We, the SRE team at Instana, are starting a blog series to share technical stories on how we manage and monitor our Instana SaaS infrastructure 24/7, across several continents, for customers around the world. The articles will be kept short and only tackle one topic at a time. They are loosely coupled and have a limited scope, to keep them short and interesting. This is the first entry in this blog series.
Scaling down Cassandra nodes
We run large Cassandra clusters to store spans and metrics data. One of the Cassandra clusters grew to around 200 TB and consists of 65 nodes.

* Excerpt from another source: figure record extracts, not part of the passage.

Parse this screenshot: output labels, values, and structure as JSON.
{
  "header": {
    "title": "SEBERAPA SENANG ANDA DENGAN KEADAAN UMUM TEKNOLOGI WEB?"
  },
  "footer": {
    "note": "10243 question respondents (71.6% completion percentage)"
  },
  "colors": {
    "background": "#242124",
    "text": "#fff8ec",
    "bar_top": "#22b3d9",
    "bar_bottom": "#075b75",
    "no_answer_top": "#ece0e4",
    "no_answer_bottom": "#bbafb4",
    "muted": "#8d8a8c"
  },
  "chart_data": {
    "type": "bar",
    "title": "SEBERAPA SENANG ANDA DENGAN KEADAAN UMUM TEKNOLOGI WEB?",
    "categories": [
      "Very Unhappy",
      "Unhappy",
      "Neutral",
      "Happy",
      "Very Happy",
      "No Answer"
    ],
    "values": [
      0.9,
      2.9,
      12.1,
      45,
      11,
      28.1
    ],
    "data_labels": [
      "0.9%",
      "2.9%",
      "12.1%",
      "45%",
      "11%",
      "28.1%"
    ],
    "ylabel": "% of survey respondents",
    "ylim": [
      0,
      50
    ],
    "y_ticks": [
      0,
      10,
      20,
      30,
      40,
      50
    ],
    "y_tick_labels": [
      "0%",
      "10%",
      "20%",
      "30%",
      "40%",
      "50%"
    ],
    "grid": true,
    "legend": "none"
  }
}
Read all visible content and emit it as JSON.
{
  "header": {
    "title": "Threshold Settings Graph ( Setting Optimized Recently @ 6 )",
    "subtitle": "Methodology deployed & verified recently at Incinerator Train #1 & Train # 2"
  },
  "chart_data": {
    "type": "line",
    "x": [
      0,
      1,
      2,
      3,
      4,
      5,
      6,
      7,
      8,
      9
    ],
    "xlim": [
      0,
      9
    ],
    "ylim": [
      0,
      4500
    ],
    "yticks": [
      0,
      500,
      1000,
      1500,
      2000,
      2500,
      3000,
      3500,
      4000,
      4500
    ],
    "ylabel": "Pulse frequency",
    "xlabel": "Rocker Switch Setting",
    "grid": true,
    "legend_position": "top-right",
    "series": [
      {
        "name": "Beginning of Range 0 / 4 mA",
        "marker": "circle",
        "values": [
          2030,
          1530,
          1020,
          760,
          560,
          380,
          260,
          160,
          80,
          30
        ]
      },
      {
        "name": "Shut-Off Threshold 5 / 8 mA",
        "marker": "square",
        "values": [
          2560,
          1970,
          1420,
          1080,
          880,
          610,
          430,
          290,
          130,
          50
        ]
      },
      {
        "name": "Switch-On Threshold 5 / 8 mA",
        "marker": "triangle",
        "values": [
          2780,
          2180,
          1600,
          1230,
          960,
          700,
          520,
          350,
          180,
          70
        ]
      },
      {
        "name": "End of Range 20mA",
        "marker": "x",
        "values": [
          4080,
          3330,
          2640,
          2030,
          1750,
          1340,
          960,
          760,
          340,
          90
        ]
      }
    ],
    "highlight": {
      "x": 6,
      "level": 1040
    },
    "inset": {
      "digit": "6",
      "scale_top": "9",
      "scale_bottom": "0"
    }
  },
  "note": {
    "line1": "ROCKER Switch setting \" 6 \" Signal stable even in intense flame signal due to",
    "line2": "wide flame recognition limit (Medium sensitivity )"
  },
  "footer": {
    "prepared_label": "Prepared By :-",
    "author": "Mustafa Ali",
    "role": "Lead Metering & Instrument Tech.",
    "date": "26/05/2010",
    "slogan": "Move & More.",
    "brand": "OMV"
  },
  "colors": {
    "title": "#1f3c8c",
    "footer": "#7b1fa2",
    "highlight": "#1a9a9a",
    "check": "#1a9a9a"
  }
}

Due to architectural improvements from Engineering we were able to bring down the total store size from 207 TiB to about 120 TiB, saving about 40% storage capacity. To reduce our infrastructure costs we need to scale down the Cassandra cluster. Due to the size of our clusters we had to decommission one Cassandra node at a time, wait until it left the cluster, before removing the next node.
All components and datastores in our infrastructure are monitored using Instana. Here is a screenshot of the current Cassandra cluster disk size:
How to decommission a Cassandra node
First we check the cluster health in the Cassandra cluster dashboard.
When the cluster is healthy, we decommission the first node. Be careful not to decommission your seed nodes, that you have configured in the cassandra.yml
# login to cassandra node and start decommissioning task > nodetool decommission &
Instana will immediately detect state changes in the Events view. In the following case you will see that the node is leaving the cluster.
The Events view is very useful for filtering for change events, i.e. by using “DECOMMISSIONED” we can see when nodes left the Cassandra cluster. Here is a screenshot of how this looks for one of our regions. The screenshot shows all change events when nodes left the cluster during a 2 week period.
Using nodetool status you can verify the current state of leaving node.
> nodetool status Datacenter: datacenter1 ======================= Status=Up/Down |/ State=Normal/Leaving/Joining/Moving -- Address Load Tokens Owns (effective) Host ID Rack [...] UN 10.255.185.88 2.77 TiB 256 6.4% 58e5ceab-fee4-401b-a2db-6d900c18694e rack1 UL 10.255.154.83 2.92 TiB 256 6.8% 5f83764a-09dc-4bb2-92cf-c815adce2906 rack1 UN 10.255.170.209 2.89 TiB 256 6.8% 97139797-20e1-4322-a0a4-c7b2a3562b23 rack1 [...]
Once a node has left the cluster, it will no longer appear in this list. You can find the following message in the Cassandra logs once the node left the cluster.
INFO ... 2020-02-22 22:18:52,632 StorageService.java:4094 - Announcing that I have left the ring for 30000ms
To check progress you can use nodetool netstats -H. This can help to verify that the leaving process did not get stuck along the way.
> nodetool netstats -H | grep -v 100% Mode: LEAVING Unbootstrap db3f84d0-4a9f-11ea-9a05-77939f28ad95 /10.255.179.78 Sending 2852 files, 70.37 GiB total. Already sent 2444 files, 45.3 GiB total /mnt/data/cassandra/data/<keyspace>/<table>-d38c23809c7a11e89218356b8d10d187/md-93739-big-Data.db 2515599/18301568 bytes(13%) sent to idx:0/10.255.179.78 /10.255.185.33 Sending 2915 files, 79.49 GiB total. Already sent 2308 files, 36.43 GiB total ...
Create Alert for change event
With our current setup it takes about 24h to 36h for a Cassandra node to leave the cluster before we can terminate the instance. In order to be notified right away once the node has left the cluster we added an alert that is sending us a message to OpsGenie and notifies us via Slack. This allows us to act right away and save money.
- Specify the name for the Alert so you can easily find it again
- Select Event “Alert on Event Type(s)” and enable “Changes”
- Use a “Dynamic Focus Query” to find all events that contain “DECOMMISSIONED”
- Specify the “Alert Channel” that you want to use. We use OpsGenie and Slack for being notified
Instana’s automatic discovery and monitoring of Cassandra nodes and clusters, as well as alerting on change events, makes our daily works as an SRE a lot easier. We do not have to check the logs for certain messages and can rely on the Instana alerting mechanism to automate as much as possible of our daily workload.